Journalists’ need to nurture professional skepticism should apply to the latest partisan lingo.
Examples from showbiz and advertising are legion. Are drivers of cars other than Subarus unloving? If a TV drama announces that the events and characters are totally fictional, the viewer automatically thinks “this story must be about real events and characters. Otherwise why the disclaimer?”
Public discourse on politics, morals and religion is full of such word games, slogans, euphemisms and carefully calculated misdirections.
In politics, during the Great Depression conservatives coined a classic still with us, the “right to work law,” which actually means the “right to refuse union membership or dues-paying,” and in reality “the right to have a weak union.” Ask your Guild rep. The Jan. 17 New York Times Magazine ran down the ways different eras have proudly embraced or shunned “progressive” and “liberal.” “Left-leaning” becomes cautious journalistic usage when “liberal” is a slur. Has “socialist” suddenly become benign now that 43 percent of Iowa Democrats accept that label?
In other up-to-the-minute canons, oppressive-sounding “gun control” is now “gun safety.” Insurgent Tea Party favorite Marco Rubio is magically an “establishment” candidate. In current campaign speak, “amnesty” means whatever immigration policy the other guy wants -- or used to want. Newswriters are now expected to replace “illegal” immigrant with “undocumented.”
Turning to moral and sexual conflicts, the Stylebook from The Religion Guy’s former Associated Press colleagues has this stumble (unless it’s been corrected in the latest edition): “Use anti-abortion instead of pro-life and abortion rights instead of pro-abortion or pro-choice.”
My take: "Anti" sounds negative while “rights” is positive for Americans. Better for journalists to use parallel terms that leaders on the two sides accept as their labels, “pro-life” vs. “pro-choice,” admitting that the latter skirts what action is being chosen. Meanwhile, conservatives borrow that helpful “choice” slogan when it comes to schools.
“Gay” or “same-sex marriage” has lately become “marriage equality,” which sounds better. Some gays now say “homosexual” should be shelved as offensive. Activists have expanded from LGBT to LGBTQQIA (lesbian, gay, bisexual, transgender, queer, questioning, intersex, allies) or perhaps A for asexual. This lettering discriminates against the “pansexual” and “polyamorous.” Media often brand cultural or religious conservatives on the marriage issue as odiously “anti-gay,” which suggests “anti-gayS” as though they’re hostile toward people instead of policies -- which takes sides because that’s how gays feel about things.
It’s perilous not to keep up with the times on such matters.

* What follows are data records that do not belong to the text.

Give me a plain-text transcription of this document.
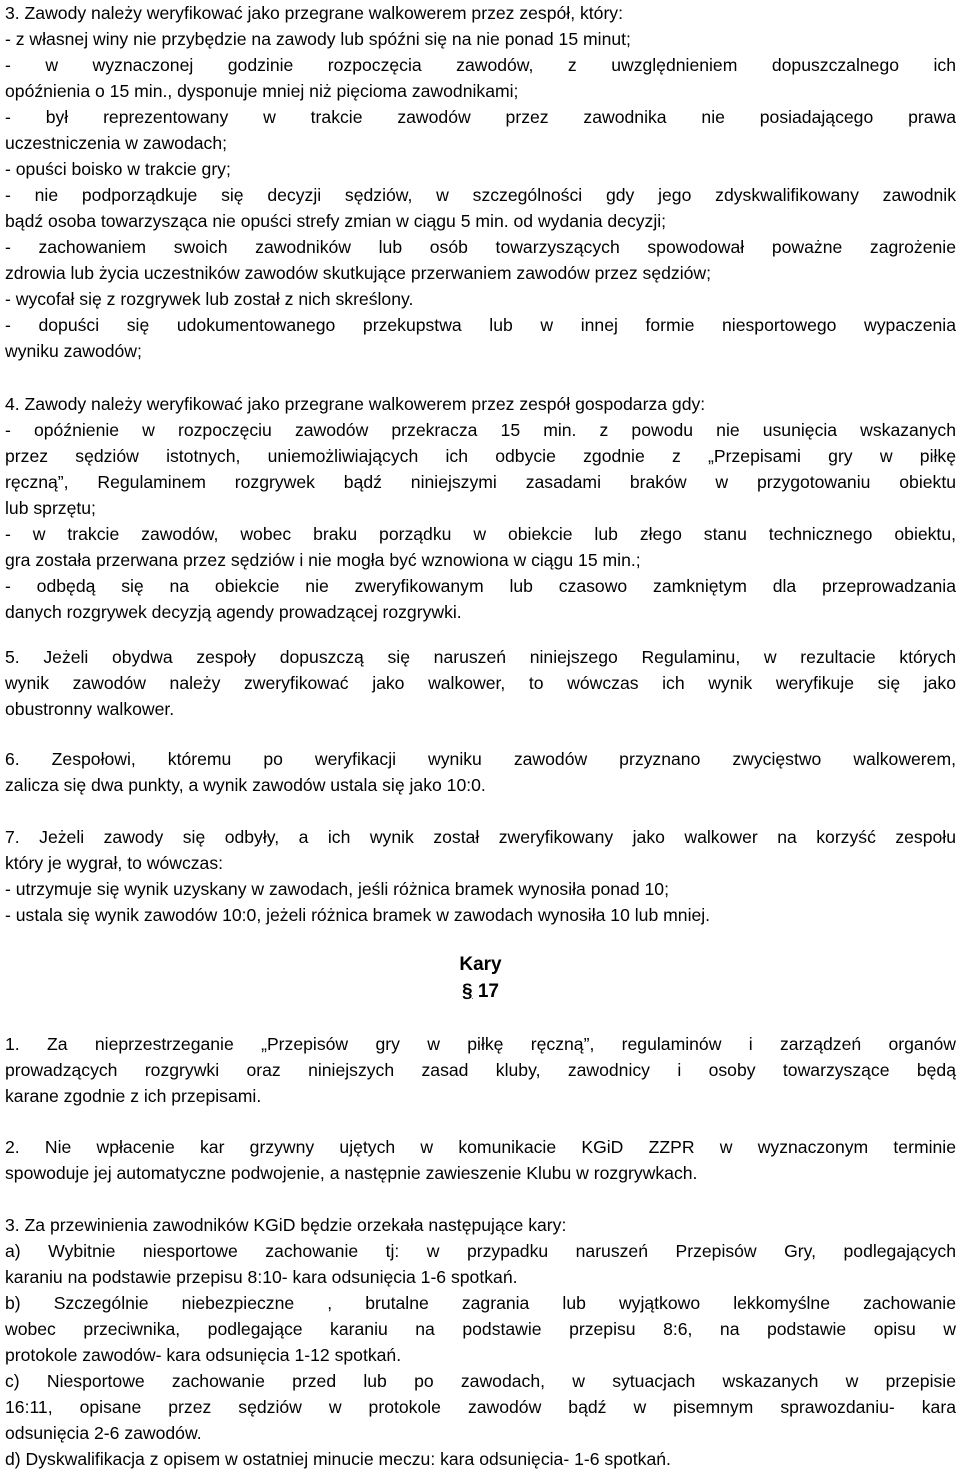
3. Zawody należy weryfikować jako przegrane walkowerem przez zespół, który:

- z własnej winy nie przybędzie na zawody lub spóźni się na nie ponad 15 minut;

- w wyznaczonej godzinie rozpoczęcia zawodów, z uwzględnieniem dopuszczalnego ich

opóźnienia o 15 min., dysponuje mniej niż pięcioma zawodnikami;

- był reprezentowany w trakcie zawodów przez zawodnika nie posiadającego prawa

uczestniczenia w zawodach;

- opuści boisko w trakcie gry;

- nie podporządkuje się decyzji sędziów, w szczególności gdy jego zdyskwalifikowany zawodnik

bądź osoba towarzysząca nie opuści strefy zmian w ciągu 5 min. od wydania decyzji;

- zachowaniem swoich zawodników lub osób towarzyszących spowodował poważne zagrożenie

zdrowia lub życia uczestników zawodów skutkujące przerwaniem zawodów przez sędziów;

- wycofał się z rozgrywek lub został z nich skreślony.

- dopuści się udokumentowanego przekupstwa lub w innej formie niesportowego wypaczenia

wyniku zawodów;

4. Zawody należy weryfikować jako przegrane walkowerem przez zespół gospodarza gdy:

- opóźnienie w rozpoczęciu zawodów przekracza 15 min. z powodu nie usunięcia wskazanych

przez sędziów istotnych, uniemożliwiających ich odbycie zgodnie z „Przepisami gry w piłkę

ręczną”, Regulaminem rozgrywek bądź niniejszymi zasadami braków w przygotowaniu obiektu

lub sprzętu;

- w trakcie zawodów, wobec braku porządku w obiekcie lub złego stanu technicznego obiektu,

gra została przerwana przez sędziów i nie mogła być wznowiona w ciągu 15 min.;

- odbędą się na obiekcie nie zweryfikowanym lub czasowo zamkniętym dla przeprowadzania

danych rozgrywek decyzją agendy prowadzącej rozgrywki.

5. Jeżeli obydwa zespoły dopuszczą się naruszeń niniejszego Regulaminu, w rezultacie których

wynik zawodów należy zweryfikować jako walkower, to wówczas ich wynik weryfikuje się jako

obustronny walkower.

6. Zespołowi, któremu po weryfikacji wyniku zawodów przyznano zwycięstwo walkowerem,

zalicza się dwa punkty, a wynik zawodów ustala się jako 10:0.

7. Jeżeli zawody się odbyły, a ich wynik został zweryfikowany jako walkower na korzyść zespołu

który je wygrał, to wówczas:

- utrzymuje się wynik uzyskany w zawodach, jeśli różnica bramek wynosiła ponad 10;

- ustala się wynik zawodów 10:0, jeżeli różnica bramek w zawodach wynosiła 10 lub mniej.

Kary

§ 17

1. Za nieprzestrzeganie „Przepisów gry w piłkę ręczną”, regulaminów i zarządzeń organów

prowadzących rozgrywki oraz niniejszych zasad kluby, zawodnicy i osoby towarzyszące będą

karane zgodnie z ich przepisami.

2. Nie wpłacenie kar grzywny ujętych w komunikacie KGiD ZZPR w wyznaczonym terminie

spowoduje jej automatyczne podwojenie, a następnie zawieszenie Klubu w rozgrywkach.

3. Za przewinienia zawodników KGiD będzie orzekała następujące kary:

a) Wybitnie niesportowe zachowanie tj: w przypadku naruszeń Przepisów Gry, podlegających

karaniu na podstawie przepisu 8:10- kara odsunięcia 1-6 spotkań.

b) Szczególnie niebezpieczne , brutalne zagrania lub wyjątkowo lekkomyślne zachowanie

wobec przeciwnika, podlegające karaniu na podstawie przepisu 8:6, na podstawie opisu w

protokole zawodów- kara odsunięcia 1-12 spotkań.

c) Niesportowe zachowanie przed lub po zawodach, w sytuacjach wskazanych w przepisie

16:11, opisane przez sędziów w protokole zawodów bądź w pisemnym sprawozdaniu- kara

odsunięcia 2-6 zawodów.

d) Dyskwalifikacja z opisem w ostatniej minucie meczu: kara odsunięcia- 1-6 spotkań.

A December New York City Commission on Human Rights edict requires that employers, landlords and service providers be fined up to $250,000 if they deliberately address individuals with the wrong pronoun, the pronoun they have embraced. The idea here is to refer only to transgender persons’ psychological identity as opposed to their genetic makeup and birth anatomy. Apparently journalists remain exempt.
In religious labeling, “ultra” is journalistic code language for “extremists you shouldn’t like,” as with “ultra-fundamentalist.” For that matter, “fundamentalist” has long been an F-bomb. As the aforementioned Stylebook states (and as this site frequently notes), the term “has to a large extent taken on pejorative connotations” and generally should not be used “unless a group applies the word to itself” -- a good principle for the abortion wars.
The above reflections were provoked by one of the Religion Guy’s oldest –- and smartest –- friends, who commented a few days ago that polls showing wide fondness for candidate Donald Trump among self-identified “evangelicals” signal that this designation has now lost all meaning.
Newswriters have spotted the split between most evangelical leaders (quietly or openly anti-Trump) and the grassroots (largely pro in some regions). Said friend means there’s an emerging gap between “evangelicals” who are religious in the pre-2015 understanding over against some emotional, attitudinal or cultural "evangelical" identity bereft of religious substance that Trump appeals to.
Which means the Religion Guy’s Jan. 17 "define evangelical" Memo is already out of date!